Tihngs that help mood include fresh air, sun shine, eating 3 regular meals a day with plenty of protein, brown bread, brown rice, veg. Routines. Doing one thing you really like each day.

SheSellsSeashellsByTheSeashore · 28/01/2009 12:12

How did your shower go Justcannotcope?

justcannotcope · 28/01/2009 12:14

Thanks so much for all the suggestions and help. I have had a shower and covered my face in concealer and feel slightly better. I would not have done this, but I did it cos I didn't want to let you all down when you have been so caring, so thank you again.

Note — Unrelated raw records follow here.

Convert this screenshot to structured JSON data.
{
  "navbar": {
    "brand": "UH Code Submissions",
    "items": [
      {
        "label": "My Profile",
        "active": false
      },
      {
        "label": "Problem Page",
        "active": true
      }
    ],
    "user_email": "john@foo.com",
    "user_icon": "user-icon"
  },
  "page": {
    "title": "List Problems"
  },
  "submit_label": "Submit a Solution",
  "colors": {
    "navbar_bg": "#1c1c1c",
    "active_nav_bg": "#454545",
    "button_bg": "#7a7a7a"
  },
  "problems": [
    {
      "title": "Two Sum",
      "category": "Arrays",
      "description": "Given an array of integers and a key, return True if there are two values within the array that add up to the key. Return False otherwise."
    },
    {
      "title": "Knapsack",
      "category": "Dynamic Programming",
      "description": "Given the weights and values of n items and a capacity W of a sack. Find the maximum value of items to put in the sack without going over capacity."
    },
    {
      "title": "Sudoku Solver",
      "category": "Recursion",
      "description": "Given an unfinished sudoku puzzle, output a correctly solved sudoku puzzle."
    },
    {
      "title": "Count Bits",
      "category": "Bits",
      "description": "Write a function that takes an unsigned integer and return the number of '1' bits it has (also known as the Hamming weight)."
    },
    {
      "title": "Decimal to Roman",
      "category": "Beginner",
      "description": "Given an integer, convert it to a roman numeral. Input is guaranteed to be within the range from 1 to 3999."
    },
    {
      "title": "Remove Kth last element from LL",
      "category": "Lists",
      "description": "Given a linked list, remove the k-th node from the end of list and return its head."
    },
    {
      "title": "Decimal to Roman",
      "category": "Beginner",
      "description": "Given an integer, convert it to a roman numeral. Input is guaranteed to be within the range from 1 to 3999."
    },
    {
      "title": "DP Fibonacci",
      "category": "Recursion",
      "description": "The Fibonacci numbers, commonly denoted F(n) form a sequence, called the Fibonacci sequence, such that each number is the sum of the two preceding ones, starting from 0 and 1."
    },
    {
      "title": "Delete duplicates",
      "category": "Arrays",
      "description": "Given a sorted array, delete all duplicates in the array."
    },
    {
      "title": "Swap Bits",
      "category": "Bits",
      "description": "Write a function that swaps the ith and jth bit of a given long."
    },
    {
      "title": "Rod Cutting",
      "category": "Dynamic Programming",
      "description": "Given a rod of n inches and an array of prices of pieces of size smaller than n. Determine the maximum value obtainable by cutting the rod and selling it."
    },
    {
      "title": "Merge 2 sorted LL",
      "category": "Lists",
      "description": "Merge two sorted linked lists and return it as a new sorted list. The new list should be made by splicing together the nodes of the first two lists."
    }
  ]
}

RachePache - you are spot on with your list of steps, everything feels like that at the moment.

Putting the washing on is compounded by the problem that the kitchen is so badly laid out I cannot stand in front of the machine, but sideways (it faces sideways onto a corner (the door won't even open fully, very awkward) and I cannot see into or out of it. So I put off doing the washing for ages. We have no money to get it sorted out by a plumber. I scream and swear at the macnine too. Especially when all the clean washing falls into the cat tray and if I move the tray out of the way (behind me) I always step on it and cat litter goes everywhere. Cue more screaming. Fucking cat. Fucking kitchen. Fucking mess. Fucking nightmare. (Sorry, it helps to say it.)

Xenia, I think you are right that
work would help. I hate being at home all the time, it really gets me down as there is no reason to get up and dressed and the depression gets worse as I get in a downward spiral. I don't feel well enough for work at the moment but think it would help when I am better.

Can you still call on a health visitor when dc is 20 months then?

I am worried about getting anything negative 'on my records' as if ds has an accident they will point the finger and say I did it and take him away from me.

OP posts:
DDraigoch33 · 28/01/2009 12:18

Glad you feel a bit better You can call on your health visitor anytime!

littlerach · 28/01/2009 12:18

Yes, you can absolutly call HV, definitely.

I wouldn't worry baout this going on your medical records, so many people suffer with depression/anxiety, it is nothing to be ashamed of.